When a relationship breaks down, parties often want to lodge a caveat over a property when it is held in the name of the other party (or a company). The intention being to prevent the property being disposed of before there has been a final division of assets.
Currently, lodging a caveat to protect a family law claim over property is not allowed. There can be very serious consequences for individuals, lawyers or conveyancers who do so.
To protect property from being disposed of or dealt with, an application to the family law courts must be made to seek restraints. Making this application can be costly and it is not always granted, generally requiring evidence there is a real risk of the property being dealt with unless orders are made. Even if restraining orders are in place, a party may disobey the order and take steps to dissipate assets, to defeat the claim of their former spouse.

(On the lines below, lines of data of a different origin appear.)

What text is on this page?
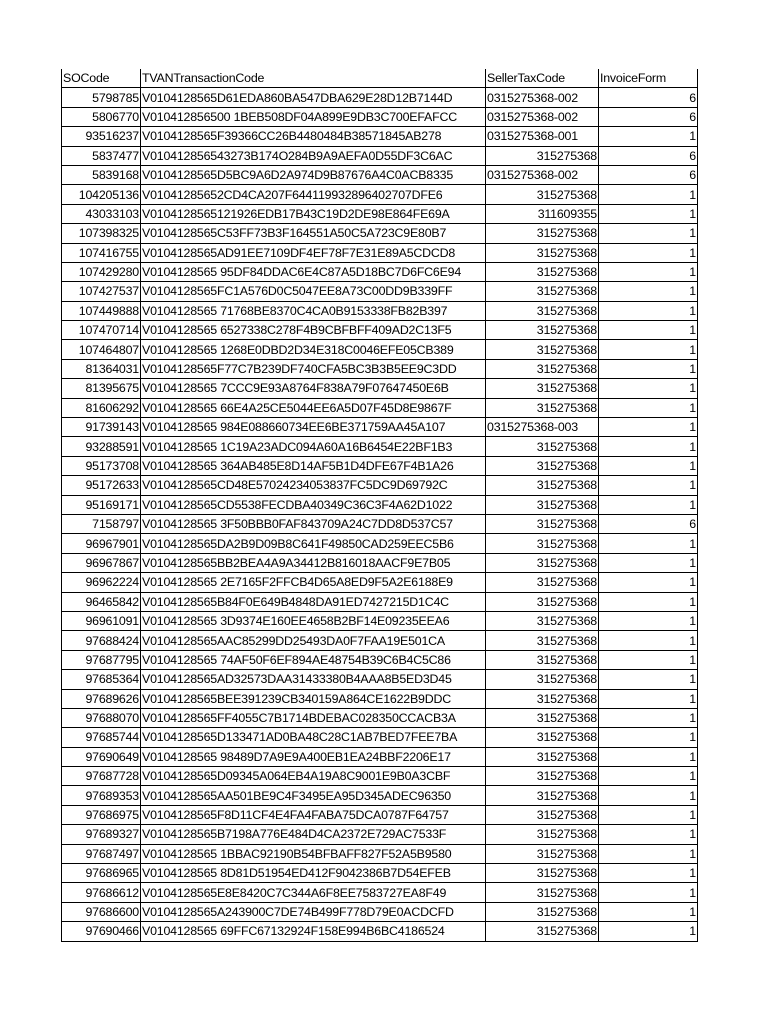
SOCode	TVANTransactionCode	SellerTaxCode	InvoiceForm
5798785	V0104128565D61EDA860BA547DBA629E28D12B7144D	0315275368-002	6
5806770	V010412856500 1BEB508DF04A899E9DB3C700EFAFCC	0315275368-002	6
93516237	V0104128565F39366CC26B4480484B38571845AB278	0315275368-001	1
5837477	V010412856543273B174O284B9A9AEFA0D55DF3C6AC	315275368	6
5839168	V0104128565D5BC9A6D2A974D9B87676A4C0ACB8335	0315275368-002	6
104205136	V01041285652CD4CA207F644119932896402707DFE6	315275368	1
43033103	V0104128565121926EDB17B43C19D2DE98E864FE69A	311609355	1
107398325	V0104128565C53FF73B3F164551A50C5A723C9E80B7	315275368	1
107416755	V0104128565AD91EE7109DF4EF78F7E31E89A5CDCD8	315275368	1
107429280	V0104128565 95DF84DDAC6E4C87A5D18BC7D6FC6E94	315275368	1
107427537	V0104128565FC1A576D0C5047EE8A73C00DD9B339FF	315275368	1
107449888	V0104128565 71768BE8370C4CA0B9153338FB82B397	315275368	1
107470714	V0104128565 6527338C278F4B9CBFBFF409AD2C13F5	315275368	1
107464807	V0104128565 1268E0DBD2D34E318C0046EFE05CB389	315275368	1
81364031	V0104128565F77C7B239DF740CFA5BC3B3B5EE9C3DD	315275368	1
81395675	V0104128565 7CCC9E93A8764F838A79F07647450E6B	315275368	1
81606292	V0104128565 66E4A25CE5044EE6A5D07F45D8E9867F	315275368	1
91739143	V0104128565 984E088660734EE6BE371759AA45A107	0315275368-003	1
93288591	V0104128565 1C19A23ADC094A60A16B6454E22BF1B3	315275368	1
95173708	V0104128565 364AB485E8D14AF5B1D4DFE67F4B1A26	315275368	1
95172633	V0104128565CD48E57024234053837FC5DC9D69792C	315275368	1
95169171	V0104128565CD5538FECDBA40349C36C3F4A62D1022	315275368	1
7158797	V0104128565 3F50BBB0FAF843709A24C7DD8D537C57	315275368	6
96967901	V0104128565DA2B9D09B8C641F49850CAD259EEC5B6	315275368	1
96967867	V0104128565BB2BEA4A9A34412B816018AACF9E7B05	315275368	1
96962224	V0104128565 2E7165F2FFCB4D65A8ED9F5A2E6188E9	315275368	1
96465842	V0104128565B84F0E649B4848DA91ED7427215D1C4C	315275368	1
96961091	V0104128565 3D9374E160EE4658B2BF14E09235EEA6	315275368	1
97688424	V0104128565AAC85299DD25493DA0F7FAA19E501CA	315275368	1
97687795	V0104128565 74AF50F6EF894AE48754B39C6B4C5C86	315275368	1
97685364	V0104128565AD32573DAA31433380B4AAA8B5ED3D45	315275368	1
97689626	V0104128565BEE391239CB340159A864CE1622B9DDC	315275368	1
97688070	V0104128565FF4055C7B1714BDEBAC028350CCACB3A	315275368	1
97685744	V0104128565D133471AD0BA48C28C1AB7BED7FEE7BA	315275368	1
97690649	V0104128565 98489D7A9E9A400EB1EA24BBF2206E17	315275368	1
97687728	V0104128565D09345A064EB4A19A8C9001E9B0A3CBF	315275368	1
97689353	V0104128565AA501BE9C4F3495EA95D345ADEC96350	315275368	1
97686975	V0104128565F8D11CF4E4FA4FABA75DCA0787F64757	315275368	1
97689327	V0104128565B7198A776E484D4CA2372E729AC7533F	315275368	1
97687497	V0104128565 1BBAC92190B54BFBAFF827F52A5B9580	315275368	1
97686965	V0104128565 8D81D51954ED412F9042386B7D54EFEB	315275368	1
97686612	V0104128565E8E8420C7C344A6F8EE7583727EA8F49	315275368	1
97686600	V0104128565A243900C7DE74B499F778D79E0ACDCFD	315275368	1
97690466	V0104128565 69FFC67132924F158E994B6BC4186524	315275368	1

This is what occurred in the recent case of Wasem & Nasser (No 5) [2024] FedCFamC2F 1063. At the time of separation, the main asset held by the parties was a partially completed development registered in the husband’s sole name and subject to a loan with Westpac, as well as other caveats securing debts to creditors as part of the construction.
Orders were made restraining the husband from dealing with the property, other than to borrow an additional $160,000 to complete construction.
Despite this restraint, and unknown to the wife until it was too late, the husband refinanced the loans and paid out creditors secured over the property, borrowing additional funds of $1.4 million. He then withdrew these funds in cash, expending it all without any proper explanation.
By the time of trial, the husband was not working, and had no assets left to meet the wife’s property settlement claim of potentially more than $1 million.
Had the wife been able to lodge a caveat over the property, her consent would have been required before the refinance could have occurred, and the equity in the property preserved.
In the judgment, His Honour Judge Street of the Federal Circuit and Family Court of Australia, expressed frustration that the law does not recognise a family law claim as a proper purpose to lodge a caveat. He called for urgent law reform to allow this to occur, and prevent the “enormous injustice and unfairness” suffered by innocent parties.
There are countless examples where a caveat would be an inexpensive and useful tool to protect property in a family law dispute. Law reform to permit this would be very welcome, and prevent situations such as the example above from occurring.